Hybrid Imbalanced Regression Through Unified Data-Level and Algorithm-Level Balancing
For practitioners dealing with imbalanced regression problems, this work provides a unified approach that outperforms existing methods, though the gains are incremental.
The paper tackles imbalanced regression by proposing a hybrid framework that combines data-level and algorithm-level balancing. The framework achieves consistent improvements over standalone regressors and existing methods on benchmark datasets.
Imbalanced learning is a critical challenge in machine learning, where underrepresented target values can bias models and degrade prediction performance on rare but important cases.
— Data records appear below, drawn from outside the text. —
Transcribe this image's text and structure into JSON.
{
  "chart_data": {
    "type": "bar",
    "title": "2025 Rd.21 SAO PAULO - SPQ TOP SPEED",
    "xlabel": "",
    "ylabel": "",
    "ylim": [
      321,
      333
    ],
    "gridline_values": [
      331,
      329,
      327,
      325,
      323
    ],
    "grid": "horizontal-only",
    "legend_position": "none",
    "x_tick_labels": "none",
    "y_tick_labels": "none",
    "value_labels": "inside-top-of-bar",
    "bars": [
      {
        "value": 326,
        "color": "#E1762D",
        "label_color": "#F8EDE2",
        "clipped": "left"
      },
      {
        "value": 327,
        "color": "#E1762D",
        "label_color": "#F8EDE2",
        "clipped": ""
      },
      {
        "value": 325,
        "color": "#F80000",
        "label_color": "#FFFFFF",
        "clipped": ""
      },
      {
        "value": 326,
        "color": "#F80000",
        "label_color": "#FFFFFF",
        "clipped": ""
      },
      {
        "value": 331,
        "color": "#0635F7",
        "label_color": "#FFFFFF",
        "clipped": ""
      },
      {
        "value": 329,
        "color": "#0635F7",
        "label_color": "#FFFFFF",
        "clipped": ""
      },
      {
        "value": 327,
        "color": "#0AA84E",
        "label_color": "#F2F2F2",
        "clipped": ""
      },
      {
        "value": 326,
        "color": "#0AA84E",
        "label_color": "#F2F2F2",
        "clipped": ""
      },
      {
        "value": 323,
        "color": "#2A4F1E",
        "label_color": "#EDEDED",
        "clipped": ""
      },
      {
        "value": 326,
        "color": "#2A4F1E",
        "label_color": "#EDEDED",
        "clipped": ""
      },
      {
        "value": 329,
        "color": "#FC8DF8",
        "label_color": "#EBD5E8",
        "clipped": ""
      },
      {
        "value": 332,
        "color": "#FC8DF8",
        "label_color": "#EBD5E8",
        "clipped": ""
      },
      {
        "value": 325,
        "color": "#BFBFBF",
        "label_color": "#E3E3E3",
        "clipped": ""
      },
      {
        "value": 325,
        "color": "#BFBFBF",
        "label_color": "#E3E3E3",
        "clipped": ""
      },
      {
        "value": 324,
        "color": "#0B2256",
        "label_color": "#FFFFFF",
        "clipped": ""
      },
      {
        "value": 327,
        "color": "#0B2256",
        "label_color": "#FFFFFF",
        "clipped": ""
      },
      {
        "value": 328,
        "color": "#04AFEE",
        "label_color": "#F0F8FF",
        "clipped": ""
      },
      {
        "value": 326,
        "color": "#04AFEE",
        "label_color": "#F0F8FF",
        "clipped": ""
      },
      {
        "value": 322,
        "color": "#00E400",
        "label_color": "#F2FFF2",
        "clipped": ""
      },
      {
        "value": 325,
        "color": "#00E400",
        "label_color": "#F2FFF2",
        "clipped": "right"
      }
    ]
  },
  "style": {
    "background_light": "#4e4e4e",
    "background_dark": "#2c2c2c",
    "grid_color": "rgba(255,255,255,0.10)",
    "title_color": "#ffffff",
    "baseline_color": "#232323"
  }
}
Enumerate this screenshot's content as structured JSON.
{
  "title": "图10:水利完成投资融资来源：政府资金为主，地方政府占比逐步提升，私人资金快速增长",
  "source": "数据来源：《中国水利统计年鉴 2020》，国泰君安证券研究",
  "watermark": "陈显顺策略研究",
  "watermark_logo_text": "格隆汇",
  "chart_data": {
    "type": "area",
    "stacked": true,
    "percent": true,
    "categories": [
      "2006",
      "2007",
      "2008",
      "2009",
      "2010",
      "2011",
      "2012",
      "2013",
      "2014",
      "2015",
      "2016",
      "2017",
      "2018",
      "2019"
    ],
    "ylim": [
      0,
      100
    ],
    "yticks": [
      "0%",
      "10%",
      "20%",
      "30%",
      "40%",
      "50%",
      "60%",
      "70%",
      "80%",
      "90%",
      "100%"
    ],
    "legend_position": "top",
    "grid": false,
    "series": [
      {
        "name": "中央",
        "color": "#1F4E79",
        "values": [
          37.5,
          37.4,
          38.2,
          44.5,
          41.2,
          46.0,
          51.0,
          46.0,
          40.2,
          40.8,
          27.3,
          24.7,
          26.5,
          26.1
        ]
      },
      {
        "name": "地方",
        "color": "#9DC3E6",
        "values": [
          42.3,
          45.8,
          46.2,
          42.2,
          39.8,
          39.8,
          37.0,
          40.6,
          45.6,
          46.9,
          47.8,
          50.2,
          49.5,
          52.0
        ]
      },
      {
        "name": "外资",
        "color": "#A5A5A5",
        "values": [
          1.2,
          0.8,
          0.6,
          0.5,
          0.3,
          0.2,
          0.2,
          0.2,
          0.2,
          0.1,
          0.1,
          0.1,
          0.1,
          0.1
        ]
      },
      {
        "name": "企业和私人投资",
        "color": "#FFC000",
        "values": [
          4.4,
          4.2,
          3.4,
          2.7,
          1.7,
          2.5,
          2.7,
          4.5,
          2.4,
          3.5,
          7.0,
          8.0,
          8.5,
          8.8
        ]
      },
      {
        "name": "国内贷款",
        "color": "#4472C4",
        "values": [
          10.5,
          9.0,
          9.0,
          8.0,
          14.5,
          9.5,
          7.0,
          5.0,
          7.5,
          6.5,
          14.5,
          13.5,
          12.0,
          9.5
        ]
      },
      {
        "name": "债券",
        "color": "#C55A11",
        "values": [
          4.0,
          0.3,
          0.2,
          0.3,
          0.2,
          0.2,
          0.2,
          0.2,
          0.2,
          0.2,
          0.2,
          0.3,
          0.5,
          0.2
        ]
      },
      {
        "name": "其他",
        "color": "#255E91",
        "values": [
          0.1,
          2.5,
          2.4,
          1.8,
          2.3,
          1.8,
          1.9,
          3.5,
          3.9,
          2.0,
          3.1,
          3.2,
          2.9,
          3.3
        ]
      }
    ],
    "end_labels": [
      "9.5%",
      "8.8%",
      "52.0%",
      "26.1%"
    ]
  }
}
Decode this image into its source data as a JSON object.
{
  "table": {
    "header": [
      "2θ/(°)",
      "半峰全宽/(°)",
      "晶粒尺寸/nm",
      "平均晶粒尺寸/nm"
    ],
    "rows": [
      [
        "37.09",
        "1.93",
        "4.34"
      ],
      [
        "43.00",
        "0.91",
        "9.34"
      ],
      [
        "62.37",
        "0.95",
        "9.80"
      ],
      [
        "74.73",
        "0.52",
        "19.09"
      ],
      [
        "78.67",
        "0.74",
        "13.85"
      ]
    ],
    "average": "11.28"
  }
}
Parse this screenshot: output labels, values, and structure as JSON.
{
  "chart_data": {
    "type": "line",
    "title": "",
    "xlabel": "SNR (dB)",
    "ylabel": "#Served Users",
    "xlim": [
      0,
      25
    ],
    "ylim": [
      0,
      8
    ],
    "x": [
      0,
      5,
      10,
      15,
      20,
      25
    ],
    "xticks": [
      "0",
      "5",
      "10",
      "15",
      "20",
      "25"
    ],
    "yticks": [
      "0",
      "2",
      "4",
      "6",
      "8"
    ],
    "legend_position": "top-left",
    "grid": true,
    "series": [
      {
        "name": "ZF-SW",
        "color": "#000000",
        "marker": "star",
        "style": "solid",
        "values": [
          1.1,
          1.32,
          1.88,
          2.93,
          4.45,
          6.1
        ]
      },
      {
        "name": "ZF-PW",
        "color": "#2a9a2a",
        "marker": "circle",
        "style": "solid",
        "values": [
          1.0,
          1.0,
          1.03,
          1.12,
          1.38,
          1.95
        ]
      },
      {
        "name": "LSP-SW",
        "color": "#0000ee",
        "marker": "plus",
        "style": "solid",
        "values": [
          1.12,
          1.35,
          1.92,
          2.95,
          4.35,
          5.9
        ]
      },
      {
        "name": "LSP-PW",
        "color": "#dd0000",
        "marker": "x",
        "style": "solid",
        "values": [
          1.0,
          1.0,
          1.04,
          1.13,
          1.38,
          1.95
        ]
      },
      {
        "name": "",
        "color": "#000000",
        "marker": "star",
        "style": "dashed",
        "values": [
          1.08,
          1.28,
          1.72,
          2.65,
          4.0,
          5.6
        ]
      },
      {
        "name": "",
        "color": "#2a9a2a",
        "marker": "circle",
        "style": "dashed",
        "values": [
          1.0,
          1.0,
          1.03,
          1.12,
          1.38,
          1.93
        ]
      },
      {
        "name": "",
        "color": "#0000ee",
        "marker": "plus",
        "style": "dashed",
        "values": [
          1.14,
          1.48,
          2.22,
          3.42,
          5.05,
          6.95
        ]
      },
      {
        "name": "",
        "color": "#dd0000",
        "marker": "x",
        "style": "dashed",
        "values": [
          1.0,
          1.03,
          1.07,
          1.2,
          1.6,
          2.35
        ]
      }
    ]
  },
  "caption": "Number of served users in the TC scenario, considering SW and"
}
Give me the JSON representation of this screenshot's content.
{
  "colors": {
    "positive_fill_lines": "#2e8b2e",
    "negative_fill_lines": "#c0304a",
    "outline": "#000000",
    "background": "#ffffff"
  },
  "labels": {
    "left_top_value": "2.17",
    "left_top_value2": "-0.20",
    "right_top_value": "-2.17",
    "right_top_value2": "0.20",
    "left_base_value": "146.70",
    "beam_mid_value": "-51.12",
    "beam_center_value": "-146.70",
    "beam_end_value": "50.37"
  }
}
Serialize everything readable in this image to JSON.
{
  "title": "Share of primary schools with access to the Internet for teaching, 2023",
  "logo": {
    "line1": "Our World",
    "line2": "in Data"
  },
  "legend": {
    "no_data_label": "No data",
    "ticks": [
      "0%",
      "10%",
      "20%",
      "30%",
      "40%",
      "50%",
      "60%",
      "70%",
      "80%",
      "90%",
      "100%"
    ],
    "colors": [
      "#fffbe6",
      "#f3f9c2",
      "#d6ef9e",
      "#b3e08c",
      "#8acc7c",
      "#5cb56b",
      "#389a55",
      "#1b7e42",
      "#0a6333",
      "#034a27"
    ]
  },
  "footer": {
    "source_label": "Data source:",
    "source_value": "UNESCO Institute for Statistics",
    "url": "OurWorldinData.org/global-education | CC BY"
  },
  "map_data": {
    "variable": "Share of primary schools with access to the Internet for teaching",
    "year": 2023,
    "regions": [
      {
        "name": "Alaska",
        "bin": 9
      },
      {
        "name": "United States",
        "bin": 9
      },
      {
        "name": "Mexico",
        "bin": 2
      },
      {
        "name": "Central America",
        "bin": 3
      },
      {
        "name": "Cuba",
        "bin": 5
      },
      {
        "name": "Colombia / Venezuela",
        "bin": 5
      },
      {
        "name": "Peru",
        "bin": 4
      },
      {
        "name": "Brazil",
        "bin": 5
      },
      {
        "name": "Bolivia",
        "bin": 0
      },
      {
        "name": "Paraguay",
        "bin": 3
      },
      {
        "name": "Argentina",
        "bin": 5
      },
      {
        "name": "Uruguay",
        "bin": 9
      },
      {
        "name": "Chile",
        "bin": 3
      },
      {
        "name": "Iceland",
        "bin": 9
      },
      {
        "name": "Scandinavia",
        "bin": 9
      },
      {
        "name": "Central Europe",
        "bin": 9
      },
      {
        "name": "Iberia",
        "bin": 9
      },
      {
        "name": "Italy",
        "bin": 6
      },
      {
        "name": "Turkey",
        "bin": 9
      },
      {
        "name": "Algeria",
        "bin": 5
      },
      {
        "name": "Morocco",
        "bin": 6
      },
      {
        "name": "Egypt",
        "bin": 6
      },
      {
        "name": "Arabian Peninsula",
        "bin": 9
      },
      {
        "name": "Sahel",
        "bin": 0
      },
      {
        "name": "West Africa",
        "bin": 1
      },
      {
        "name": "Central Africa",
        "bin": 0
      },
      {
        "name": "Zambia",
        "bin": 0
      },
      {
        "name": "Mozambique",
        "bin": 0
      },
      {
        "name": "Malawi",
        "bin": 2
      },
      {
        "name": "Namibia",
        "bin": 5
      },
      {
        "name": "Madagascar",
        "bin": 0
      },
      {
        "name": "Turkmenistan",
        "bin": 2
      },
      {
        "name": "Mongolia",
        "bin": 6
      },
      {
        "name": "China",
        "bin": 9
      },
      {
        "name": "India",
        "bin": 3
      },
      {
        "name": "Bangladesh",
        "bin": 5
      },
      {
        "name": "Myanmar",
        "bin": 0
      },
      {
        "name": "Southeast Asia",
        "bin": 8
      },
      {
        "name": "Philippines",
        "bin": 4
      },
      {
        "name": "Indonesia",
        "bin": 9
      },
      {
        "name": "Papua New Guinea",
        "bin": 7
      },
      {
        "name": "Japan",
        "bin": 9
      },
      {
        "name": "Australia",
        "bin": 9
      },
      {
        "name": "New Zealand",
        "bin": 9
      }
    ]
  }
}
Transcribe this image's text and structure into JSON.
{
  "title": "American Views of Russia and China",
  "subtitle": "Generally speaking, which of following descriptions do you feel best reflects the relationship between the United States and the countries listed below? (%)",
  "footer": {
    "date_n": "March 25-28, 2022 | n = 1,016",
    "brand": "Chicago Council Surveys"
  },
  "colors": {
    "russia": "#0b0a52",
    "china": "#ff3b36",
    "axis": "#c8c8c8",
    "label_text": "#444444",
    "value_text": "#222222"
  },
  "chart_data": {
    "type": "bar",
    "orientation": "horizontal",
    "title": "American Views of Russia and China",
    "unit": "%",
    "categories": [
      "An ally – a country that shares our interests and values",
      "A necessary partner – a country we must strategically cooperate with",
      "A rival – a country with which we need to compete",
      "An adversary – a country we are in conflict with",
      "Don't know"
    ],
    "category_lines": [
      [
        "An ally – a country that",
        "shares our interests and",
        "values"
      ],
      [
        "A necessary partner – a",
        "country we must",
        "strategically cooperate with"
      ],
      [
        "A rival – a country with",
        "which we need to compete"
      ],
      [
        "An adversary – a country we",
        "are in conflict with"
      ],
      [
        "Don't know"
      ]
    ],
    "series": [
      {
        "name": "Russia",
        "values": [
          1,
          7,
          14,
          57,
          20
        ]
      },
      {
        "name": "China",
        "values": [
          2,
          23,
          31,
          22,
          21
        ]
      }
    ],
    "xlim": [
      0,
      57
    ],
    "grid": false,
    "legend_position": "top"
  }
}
Although extensively studied in classification, imbalanced regression remains relatively underexplored. Existing methods mainly focus on either data-level balancing, which may introduce noise and overfitting, or algorithm-level balancing, which often struggles with highly complex target distributions. To address these limitations, we propose a unified hybrid framework that integrates both data- and algorithm-level balancing strategies into a regressor-agnostic pipeline. The proposed framework consists of five stages: (1) adaptive bin partitioning to dynamically segment the target space based on local linear coherence; (2) target-conditioned representation learning using a Conditional Variational Autoencoder; (3) multistage data-level balancing through feature-space clustering and oversampling of minority clusters; (4) algorithm-level balancing using a novel Latent-Density Weighted Loss (LDWL) to emphasize rare samples in latent and target spaces; and (5) attention-based gated fusion for final regression. Experimental results on benchmark datasets demonstrate that the proposed framework consistently improves predictive performance compared to standalone regressors and existing imbalanced regression approaches.